A sample JSON configuration file using procstat -
{
"agent":{
"metrics_collection_interval":60,
"region":"us-south-1",
"logfile":"/opt/aws/amazon-cloudwatch-agent/logs/process-monitoring.log"
},
"metrics":{
"namespace":"CWAgent",
"append_dimensions":{
"AutoScalingGroupName":"${aws:AutoScalingGroupName}"
},
"aggregation_dimensions":[
[
"AutoScalingGroupName"
]
],
"force_flush_interval":60,
"metrics_collected":{
"procstat":[
{
"pid_file":"/var/opt/data/myapp/tmp/sampleApp.pid",
"measurement":[
"memory_data",
"memory_locked",
"memory_rss"
],
"metrics_collection_interval":30
}
]
}
}
}
Upvotes: 0
Reputation: 3503
While the reason provided by @EJBrennan in his answer is correct, a more recent update to this question is to simply install the scripts as provided in this excellent documentation from AWS
AWS Documentation for Memory & Disk Metrics
So you need to
./mon-put-instance-data.pl --mem-util --mem-used-incl-cache-buff --mem-used --mem-avail
Alternatively, you can also setup a cron job to get the metrics on a periodic basis.
Hope that helps
Upvotes: 0
Reputation: 1222
Put this in a file called 001initial.config in your .ebextensions folder of your s3 bucket you're using for your app ver. This will install the monitoring and set it up as a cron job. Note the perl modules that get installed. You'll want to ssh into your box and test the script is running.
Go into security and update your iam role for you ec2 instance with CloudWatch rights. Make sure to select the checkbox for the role and then click it to get to the rights page.
Once you know monitoring is running, go to the cloud watch page, and from the very first page type in System/Linux and search for that and it will show you disk and memory stats.
---
files:
"/etc/cron.d/my_cron":
mode: "000644"
owner: root
group: root
content: |
# run a cloudwatch command every five minutes (as ec2-user)

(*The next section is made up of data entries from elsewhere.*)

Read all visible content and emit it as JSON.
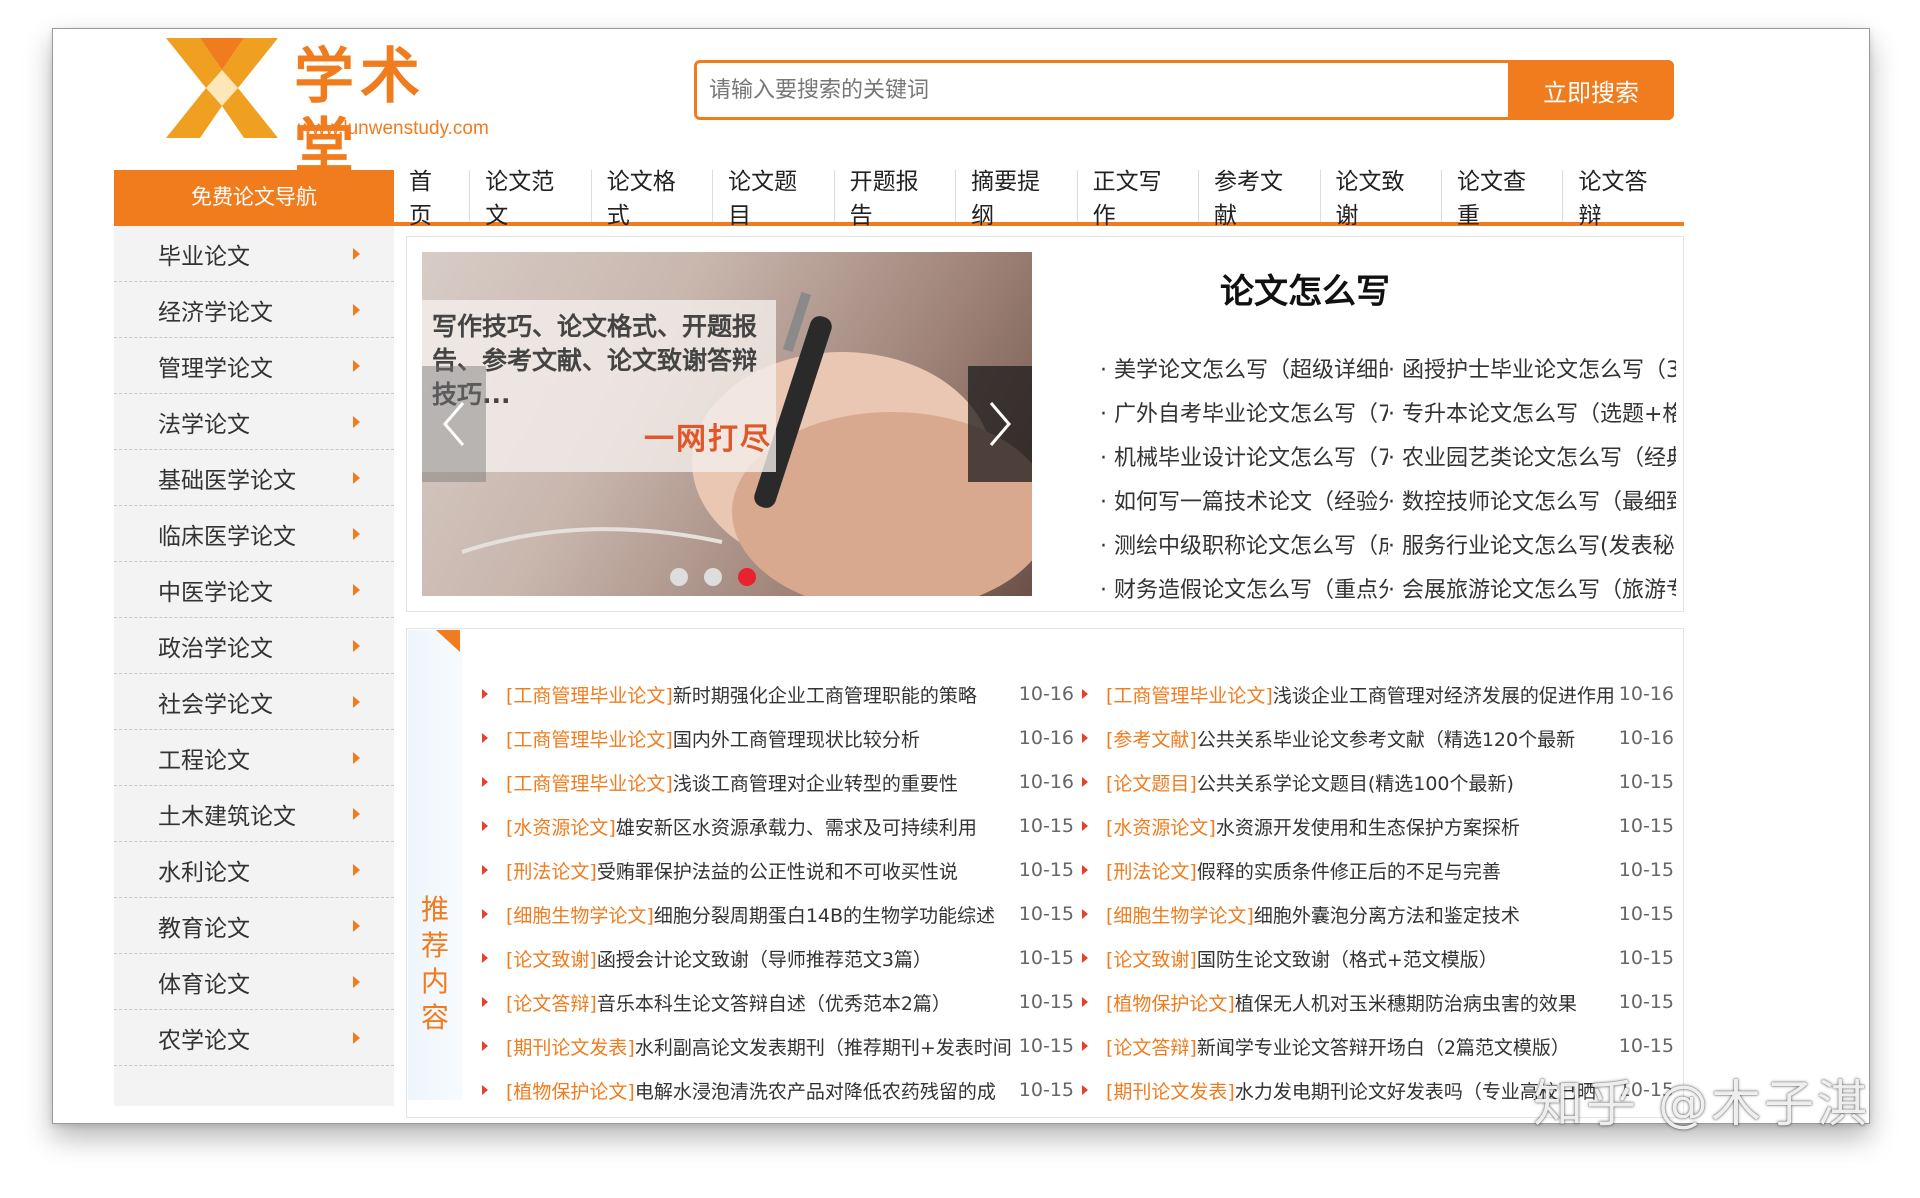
{
  "header": {
    "site_name": "学术堂",
    "site_url": "www.lunwenstudy.com",
    "search_placeholder": "请输入要搜索的关键词",
    "search_button": "立即搜索"
  },
  "nav": {
    "category_label": "免费论文导航",
    "links": [
      "首页",
      "论文范文",
      "论文格式",
      "论文题目",
      "开题报告",
      "摘要提纲",
      "正文写作",
      "参考文献",
      "论文致谢",
      "论文查重",
      "论文答辩"
    ]
  },
  "sidebar": {
    "items": [
      "毕业论文",
      "经济学论文",
      "管理学论文",
      "法学论文",
      "基础医学论文",
      "临床医学论文",
      "中医学论文",
      "政治学论文",
      "社会学论文",
      "工程论文",
      "土木建筑论文",
      "水利论文",
      "教育论文",
      "体育论文",
      "农学论文"
    ]
  },
  "slider": {
    "caption": "写作技巧、论文格式、开题报告、参考文献、论文致谢答辩技巧...",
    "slogan": "一网打尽",
    "active_dot": 2
  },
  "howto": {
    "title": "论文怎么写",
    "rows": [
      [
        "· 美学论文怎么写（超级详细的",
        "· 函授护士毕业论文怎么写（3"
      ],
      [
        "· 广外自考毕业论文怎么写（7",
        "· 专升本论文怎么写（选题+格"
      ],
      [
        "· 机械毕业设计论文怎么写（7",
        "· 农业园艺类论文怎么写（经典"
      ],
      [
        "· 如何写一篇技术论文（经验分",
        "· 数控技师论文怎么写（最细致"
      ],
      [
        "· 测绘中级职称论文怎么写（成",
        "· 服务行业论文怎么写(发表秘"
      ],
      [
        "· 财务造假论文怎么写（重点分",
        "· 会展旅游论文怎么写（旅游专"
      ]
    ]
  },
  "recommended": {
    "label": "推荐内容",
    "rows": [
      [
        {
          "cat": "[工商管理毕业论文]",
          "title": "新时期强化企业工商管理职能的策略",
          "date": "10-16"
        },
        {
          "cat": "[工商管理毕业论文]",
          "title": "浅谈企业工商管理对经济发展的促进作用",
          "date": "10-16"
        }
      ],
      [
        {
          "cat": "[工商管理毕业论文]",
          "title": "国内外工商管理现状比较分析",
          "date": "10-16"
        },
        {
          "cat": "[参考文献]",
          "title": "公共关系毕业论文参考文献（精选120个最新",
          "date": "10-16"
        }
      ],
      [
        {
          "cat": "[工商管理毕业论文]",
          "title": "浅谈工商管理对企业转型的重要性",
          "date": "10-16"
        },
        {
          "cat": "[论文题目]",
          "title": "公共关系学论文题目(精选100个最新)",
          "date": "10-15"
        }
      ],
      [
        {
          "cat": "[水资源论文]",
          "title": "雄安新区水资源承载力、需求及可持续利用",
          "date": "10-15"
        },
        {
          "cat": "[水资源论文]",
          "title": "水资源开发使用和生态保护方案探析",
          "date": "10-15"
        }
      ],
      [
        {
          "cat": "[刑法论文]",
          "title": "受贿罪保护法益的公正性说和不可收买性说",
          "date": "10-15"
        },
        {
          "cat": "[刑法论文]",
          "title": "假释的实质条件修正后的不足与完善",
          "date": "10-15"
        }
      ],
      [
        {
          "cat": "[细胞生物学论文]",
          "title": "细胞分裂周期蛋白14B的生物学功能综述",
          "date": "10-15"
        },
        {
          "cat": "[细胞生物学论文]",
          "title": "细胞外囊泡分离方法和鉴定技术",
          "date": "10-15"
        }
      ],
      [
        {
          "cat": "[论文致谢]",
          "title": "函授会计论文致谢（导师推荐范文3篇）",
          "date": "10-15"
        },
        {
          "cat": "[论文致谢]",
          "title": "国防生论文致谢（格式+范文模版）",
          "date": "10-15"
        }
      ],
      [
        {
          "cat": "[论文答辩]",
          "title": "音乐本科生论文答辩自述（优秀范本2篇）",
          "date": "10-15"
        },
        {
          "cat": "[植物保护论文]",
          "title": "植保无人机对玉米穗期防治病虫害的效果",
          "date": "10-15"
        }
      ],
      [
        {
          "cat": "[期刊论文发表]",
          "title": "水利副高论文发表期刊（推荐期刊+发表时间",
          "date": "10-15"
        },
        {
          "cat": "[论文答辩]",
          "title": "新闻学专业论文答辩开场白（2篇范文模版）",
          "date": "10-15"
        }
      ],
      [
        {
          "cat": "[植物保护论文]",
          "title": "电解水浸泡清洗农产品对降低农药残留的成",
          "date": "10-15"
        },
        {
          "cat": "[期刊论文发表]",
          "title": "水力发电期刊论文好发表吗（专业高校已晒",
          "date": "10-15"
        }
      ]
    ]
  },
  "watermark": "知乎 @木子淇",
  "colors": {
    "accent": "#f07c1e",
    "active_dot": "#e8222f",
    "bullet": "#e3422a"
  }
}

*/5 * * * * ec2-user ~/aws-scripts-mon/mon-put-instance-data.pl --mem-util --mem-used --mem-avail --disk-space-util --disk-path=/ --from-cron
encoding: plain
commands:
# delete backup file created by Elastic Beanstalk
clear_cron_backup:
command: rm -f /etc/cron.d/watson.bak
container_commands:
02download:
command: "curl http://aws-cloudwatch.s3.amazonaws.com/downloads/CloudWatchMonitoringScripts-1.2.1.zip -O"
ignoreErrors: true
03extract:
command: "unzip CloudWatchMonitoringScripts-1.2.1.zip"
ignoreErrors: true
04rmzip:
command: "rm rm CloudWatchMonitoringScripts-1.2.1.zip"
ignoreErrors: true
05cdinto:
command: "mv aws-scripts-mon/ /home/ec2-user"
ignoreErrors: true
packages:
yum:
perl-Switch : []
perl-URI: []
perl-Bundle-LWP: []
perl-DateTime: []
perl-Sys-Syslog: []
perl-LWP-Protocol-https: []
Upvotes: 1
Reputation: 46841
Yes, you will need a script that runs on the instance you want to monitor. Cloudwatch by default can only report on things it can 'see' at the hypervisor level, not things that re going on 'inside', so you'll need to create and report 'custom metrics'.